Burns' immediate focus is on the start of Surrey's season. First up is a trip to Edgbaston on April 7, before back-to-back home games against Hampshire and Somerset - meaning three consecutive fixtures on some of the truer surfaces on the county circuit, and potentially the chance to build up a body of work that gets his name firmly back into the frame before New Zealand's arrival for the Test summer in June.
"I don't want to give too much away because there are county attacks looming around the corner," he says. "But I just think, for me, those first 20 balls, [I will] tighten up fractionally. And then, as I've proved, once I get into an innings I generally go quite alright. So for me, [I have to] look at my starts, get in and build.
"It won't be the same [as Australia] here in April in the County Championship when things tend to be greener and slower. It's all about adapting. That's batting in a nutshell. Wherever you go, whichever attack you face, you have to adapt to what's in front of you. It will be no different come next week."
Rarely has the county season begun under quite such a level of scrutiny, however, with England's winless winter highlighting the growing gulf between the standards on England's domestic circuit and the levels required at the very top. And it wasn't only Burns who struggled with the step-up in Australia - his Surrey team-mate, Ollie Pope, was similarly exposed, even though his current average at the Kia Oval, 99.94, implies he could not be doing more to meet the standards to which he has been exposed.

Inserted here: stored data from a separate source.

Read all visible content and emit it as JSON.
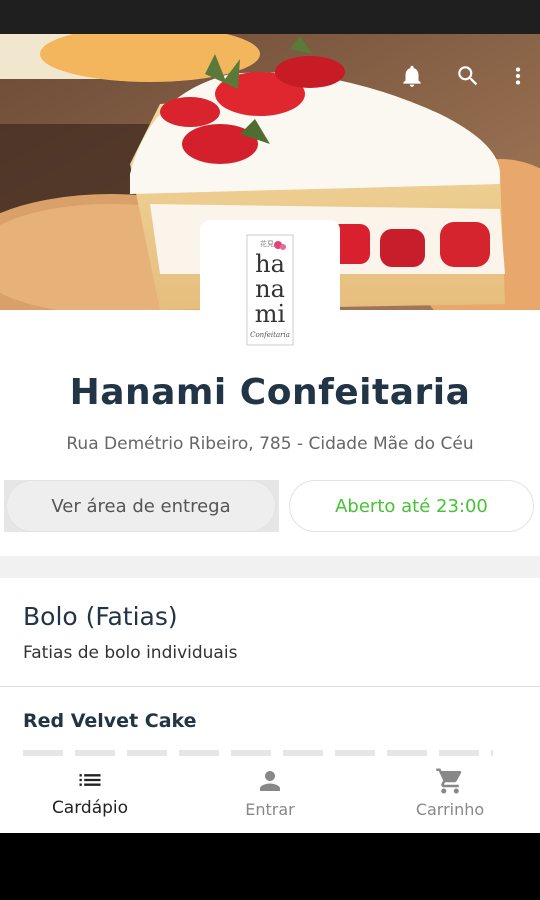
{
  "header": {
    "icons": [
      "bell-icon",
      "search-icon",
      "more-vert-icon"
    ]
  },
  "logo": {
    "brand_lines": [
      "ha",
      "na",
      "mi"
    ],
    "script": "Confeitaria"
  },
  "store": {
    "name": "Hanami Confeitaria",
    "address": "Rua Demétrio Ribeiro, 785 - Cidade Mãe do Céu",
    "delivery_area_label": "Ver área de entrega",
    "open_status": "Aberto até 23:00",
    "open_color": "#44c431"
  },
  "menu": {
    "category": {
      "title": "Bolo (Fatias)",
      "description": "Fatias de bolo individuais"
    },
    "items": [
      {
        "name": "Red Velvet Cake"
      }
    ]
  },
  "bottom_nav": {
    "items": [
      {
        "label": "Cardápio",
        "icon": "list-icon",
        "active": true
      },
      {
        "label": "Entrar",
        "icon": "person-icon",
        "active": false
      },
      {
        "label": "Carrinho",
        "icon": "cart-icon",
        "active": false
      }
    ]
  }
}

"I'm not really drawing mine and Ollie's name into that," Burns said. "The potential failings of county cricket are quite obvious. [In Test cricket] you face attacks of Starc, Cummins, Hazlewood, Lyon. You don't get too many attacks that come at you like that, day in and day out, where half a mistake is exaggerated to a definite mistake. And potentially the system doesn't fit that with the volume of cricket we now play across four formats. You're basically struggling to get what you need in six months to produce your best teams for England."
Despite Burns' gruff insistence that he's ready to go again, Batty is conscious that his captain is potentially more wounded by his experiences this winter that he is willing to let on.
"I don't worry about him putting the best case across, but I worry about who might select the [England] team," Batty says. "But that is not our concern. He's our leader. He is our captain. He has done a wonderful job over a period of time. Now we need to give him a bit back.
"He needs us to take care of him for a moment, because it is difficult. It doesn't matter who you are, when you get left out by England and come back. So we need to make his life easier, show that we've got him - because we definitely do - and hopefully create an environment for him and for the rest of the boys where he can thrive, and shoot for the stars."
And for the time being, all Burns can do to rebuild that bruised reputation is to get stuck in with Surrey, and feed off the optimism that tends to accompany the early weeks of a new season.
"Look around the dressing room and I feel like I've got about 10 years older," he says. "I probably have because I've been around here so long. There are a lot of young guys, a lot of learning there. That is for us as senior players to take on, share the knowledge around the room and pass it on."